Answer to Question #11533 Submitted to "Ask the Experts"

Category: Ultraviolet Radiation

The following question was answered by an expert in the appropriate field:


I would like to know if there has been an increase over time in diseases related to ultraviolet (UV) radiation. Does the ozone layer depletion make people more susceptible to ultraviolet radiation? Are there other inventions like tanning beds that emit ultraviolet radiation that are dangerous to us?


The short answer to your questions is that one should limit one's exposure to UV light from the sun and limit one's use of tanning beds. UV light is a natural component of sunlight but can also be produced by tanning beds or other specialized light sources. The predominant health effect from exposure to UV light is the formation of skin cancers. These cancers can be of the types known as basal cell carcinomas, squamous cell carcinomas, and melanomas, the most dangerous of the three cancer types. UV light can also damage skin through drying, increasing skin aging, and forming wrinkles.

The U.S. Centers for Disease Control and Prevention (CDC) has reported that the incidence of skin cancers from 2002 to 2011 has increased significantly in white males and females but remained constant in other races (Native Americans, Asian/Pacific Islanders, and Hispanics). The mortality of white men from skin cancer has also increased but there is no mortality data for white women. See the CDC website. The susceptibility to UV light's effects is related to biological processes such as sensitivity to sunlight or one's complexion.

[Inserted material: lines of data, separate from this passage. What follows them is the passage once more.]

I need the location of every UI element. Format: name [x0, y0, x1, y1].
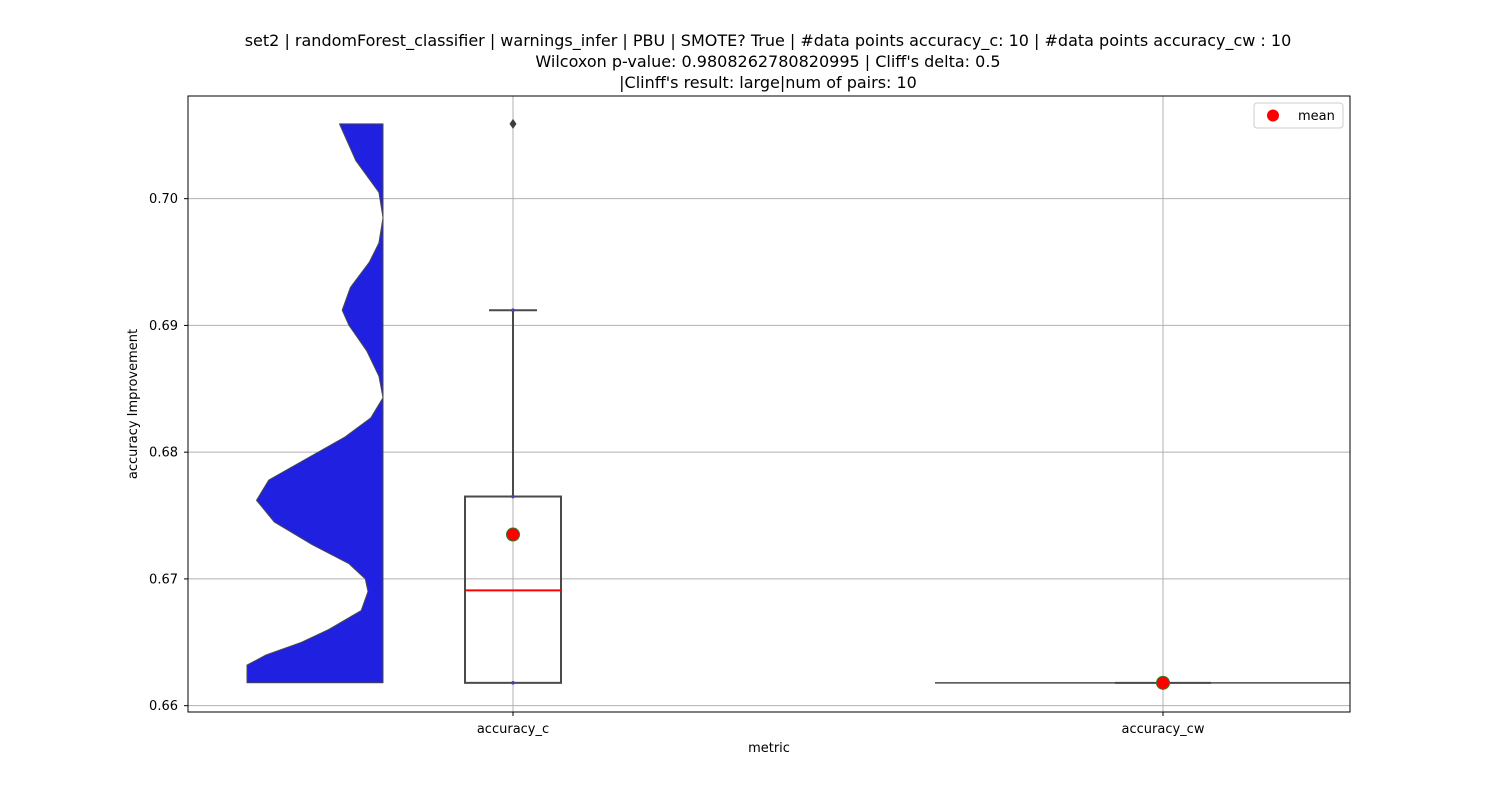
box-accuracy_c — [464, 118, 562, 685]
y-axis: 0.66 0.67 0.68 0.69 0.70 — [149, 192, 188, 714]
outlier-marker — [509, 118, 517, 129]
box-layer — [464, 118, 1350, 690]
chart-title: set2 | randomForest_classifier | warning… — [245, 31, 1292, 92]
y-tick-label: 0.70 — [149, 192, 178, 207]
data-point — [511, 308, 515, 313]
violin-layer — [246, 123, 384, 684]
x-axis-label: metric — [748, 741, 790, 756]
y-tick-label: 0.67 — [149, 572, 178, 587]
title-line-3: |Clinff's result: large|num of pairs: 10 — [619, 73, 917, 92]
y-tick-label: 0.69 — [149, 319, 178, 334]
title-line-2: Wilcoxon p-value: 0.9808262780820995 | C… — [535, 52, 1000, 71]
data-point — [511, 681, 515, 685]
mean-marker — [506, 527, 520, 542]
x-tick-label: accuracy_c — [477, 722, 549, 737]
violin-accuracy-c — [246, 123, 384, 684]
legend-mean-marker — [1267, 109, 1279, 122]
y-tick-label: 0.66 — [149, 699, 178, 714]
y-axis-label: accuracy Improvement — [126, 329, 141, 479]
legend-label: mean — [1298, 109, 1335, 124]
x-tick-label: accuracy_cw — [1122, 722, 1205, 737]
data-point — [511, 494, 515, 499]
mean-marker — [1156, 675, 1170, 690]
legend: mean — [1253, 102, 1344, 129]
title-line-1: set2 | randomForest_classifier | warning… — [245, 31, 1292, 51]
legend-frame — [1253, 102, 1344, 129]
y-tick-label: 0.68 — [149, 446, 178, 461]
box-accuracy_cw — [935, 675, 1350, 690]
x-axis: accuracy_c accuracy_cw — [477, 712, 1205, 737]
plot-area-frame — [187, 95, 1351, 713]
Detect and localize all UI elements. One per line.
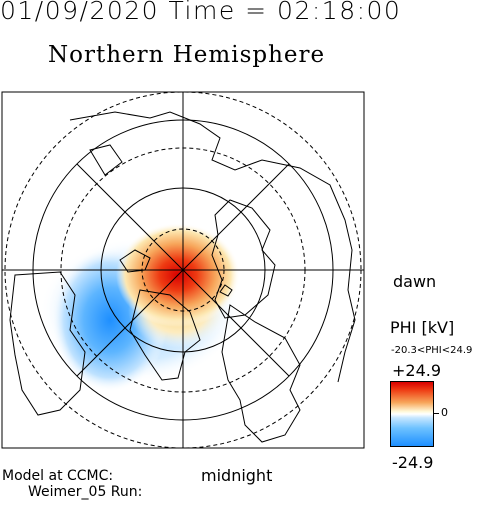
- coastlines: [9, 111, 356, 443]
- datetime-title: 01/09/2020 Time = 02:18:00: [0, 0, 402, 25]
- colorbar-zero-tick: [434, 413, 439, 414]
- colorbar-range-text: -20.3<PHI<24.9: [391, 345, 473, 356]
- colorbar-max-label: +24.9: [392, 361, 442, 380]
- midnight-label: midnight: [201, 466, 273, 485]
- colorbar-title: PHI [kV]: [390, 318, 455, 337]
- model-credit-line1: Model at CCMC:: [2, 468, 114, 484]
- colorbar-zero-label: 0: [441, 406, 448, 419]
- meridian-grid: [2, 92, 364, 448]
- colorbar-min-label: -24.9: [392, 453, 434, 472]
- model-credit-line2: Weimer_05 Run:: [28, 484, 143, 500]
- polar-potential-map: [1, 91, 365, 449]
- dawn-label: dawn: [393, 272, 437, 291]
- colorbar: [390, 381, 434, 447]
- hemisphere-title: Northern Hemisphere: [48, 42, 326, 68]
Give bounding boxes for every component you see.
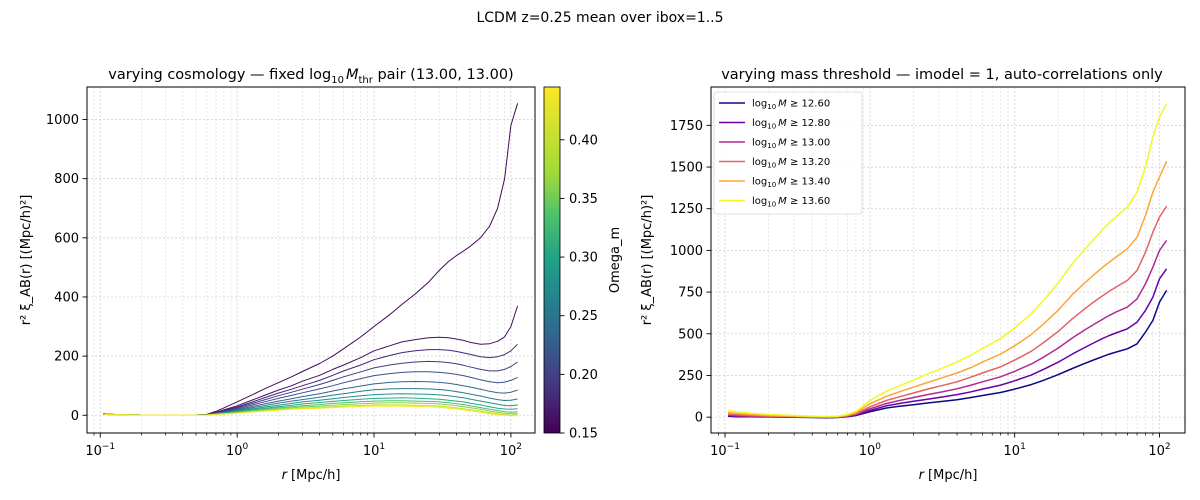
colorbar: 0.15 0.20 0.25 0.30 0.35 0.40 Omega_m: [543, 86, 623, 442]
left-x-tick-label: 101: [363, 442, 385, 459]
left-chart-title: varying cosmology — fixed log10 Mthr pair…: [108, 67, 513, 86]
left-title-thr: thr: [358, 75, 373, 86]
right-panel: varying mass threshold — imodel = 1, aut…: [640, 67, 1186, 483]
left-x-tick-label: 100: [226, 442, 249, 459]
left-xlabel-r: r: [282, 468, 289, 483]
legend-entry: log10 M ≥ 12.80: [752, 118, 830, 131]
right-legend: log10 M ≥ 12.60 log10 M ≥ 12.80 log10 M ≥ 13.…: [713, 91, 863, 215]
right-y-tick-label: 1500: [670, 161, 703, 176]
left-ylabel: r² ξ_AB(r) [(Mpc/h)²]: [19, 195, 34, 326]
right-y-tick-label: 750: [678, 286, 703, 301]
right-series-lines: [727, 103, 1168, 419]
figure-suptitle: LCDM z=0.25 mean over ibox=1..5: [476, 10, 723, 26]
colorbar-tick-label: 0.15: [569, 427, 598, 442]
legend-box: [713, 91, 863, 215]
colorbar-tick-label: 0.25: [569, 309, 598, 324]
colorbar-label: Omega_m: [608, 227, 623, 293]
right-xlabel: r [Mpc/h]: [919, 468, 978, 483]
right-series-line: [727, 103, 1168, 418]
right-ticks: 10−1 100 101 102 0 250 500 750 1000 1250 1500 1750: [670, 119, 1171, 459]
legend-entry: log10 M ≥ 13.20: [752, 157, 830, 170]
right-series-line: [728, 290, 1168, 419]
right-y-tick-label: 1000: [670, 244, 703, 259]
left-y-tick-label: 200: [54, 350, 79, 365]
legend-entry: log10 M ≥ 12.60: [752, 99, 830, 112]
right-y-tick-label: 1250: [670, 202, 703, 217]
right-x-tick-label: 101: [1004, 442, 1026, 459]
right-ylabel: r² ξ_AB(r) [(Mpc/h)²]: [640, 195, 655, 326]
left-y-tick-label: 0: [71, 409, 79, 424]
right-x-tick-label: 102: [1148, 442, 1170, 459]
colorbar-tick-label: 0.20: [569, 368, 598, 383]
left-x-tick-label: 10−1: [85, 442, 115, 459]
left-grid: [87, 87, 535, 433]
right-x-tick-label: 100: [859, 442, 882, 459]
left-ticks: 10−1 100 101 102 0 200 400 600 800 1000: [46, 113, 522, 459]
left-title-m: M: [346, 67, 359, 83]
right-axes-frame: [710, 86, 1186, 434]
legend-entry: log10 M ≥ 13.60: [752, 196, 830, 209]
left-xlabel: r [Mpc/h]: [282, 468, 341, 483]
right-chart-title: varying mass threshold — imodel = 1, aut…: [721, 67, 1163, 83]
left-y-tick-label: 400: [54, 290, 79, 305]
left-series-line: [103, 405, 518, 417]
right-xlabel-unit: [Mpc/h]: [924, 468, 978, 483]
left-axes-frame: [86, 86, 536, 434]
left-title-sub: 10: [331, 75, 344, 86]
right-y-tick-label: 0: [695, 411, 703, 426]
left-panel: varying cosmology — fixed log10 Mthr pair…: [19, 67, 536, 483]
left-series-lines: [103, 103, 519, 417]
left-y-tick-label: 1000: [46, 113, 79, 128]
left-y-tick-label: 800: [54, 172, 79, 187]
colorbar-tick-label: 0.30: [569, 251, 598, 266]
right-x-tick-label: 10−1: [710, 442, 740, 459]
right-y-tick-label: 250: [678, 369, 703, 384]
right-y-tick-label: 1750: [670, 119, 703, 134]
right-xlabel-r: r: [919, 468, 926, 483]
left-y-tick-label: 600: [54, 231, 79, 246]
right-y-tick-label: 500: [678, 327, 703, 342]
left-title-post: pair (13.00, 13.00): [373, 67, 514, 83]
legend-entry: log10 M ≥ 13.00: [752, 138, 830, 151]
colorbar-gradient: [543, 86, 561, 434]
colorbar-ticks: 0.15 0.20 0.25 0.30 0.35 0.40: [560, 133, 598, 442]
left-xlabel-unit: [Mpc/h]: [287, 468, 341, 483]
colorbar-tick-label: 0.35: [569, 192, 598, 207]
left-title-text: varying cosmology — fixed log: [108, 67, 331, 83]
colorbar-tick-label: 0.40: [569, 133, 598, 148]
legend-entry: log10 M ≥ 13.40: [752, 177, 830, 190]
left-x-tick-label: 102: [500, 442, 522, 459]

One of ozone's functions in the Earth's atmosphere is to filter out and reduce the amounts of UV light reaching the Earth's surface. As the ozone is depleted, more UV penetrates and reaches the surface. This increase in ground-level UV (or UV from tanning beds) leads to the increase in the observed skin cancer trends previously mentioned. Therefore, the use of sun-blocking agents with a high sun protective factor (SPF) helps reduce the skin-damaging effects of UV light. In essence, the susceptibility does not change but the intensity of UV light does change.

UV light can be produced by artificial means including "bug zappers," welding activities, some fluorescent-type artificial lights, phototherapy units, and tanning beds. Among these, tanning beds are perhaps the most widely used. Both the CDC and the U.S. Food and Drug Administration have expressed concern about the use of tanning beds, especially by those under the age of 18. At the local government level, many states have passed legislation restricting tanning bed use.

In summary, UV light-related diseases, especially skin cancers, have increased over time as ozone concentrations in the atmosphere have decreased. These increases in skin cancer also may be related to the increased use of tanning beds, especially by younger adults and people under 18 years of age.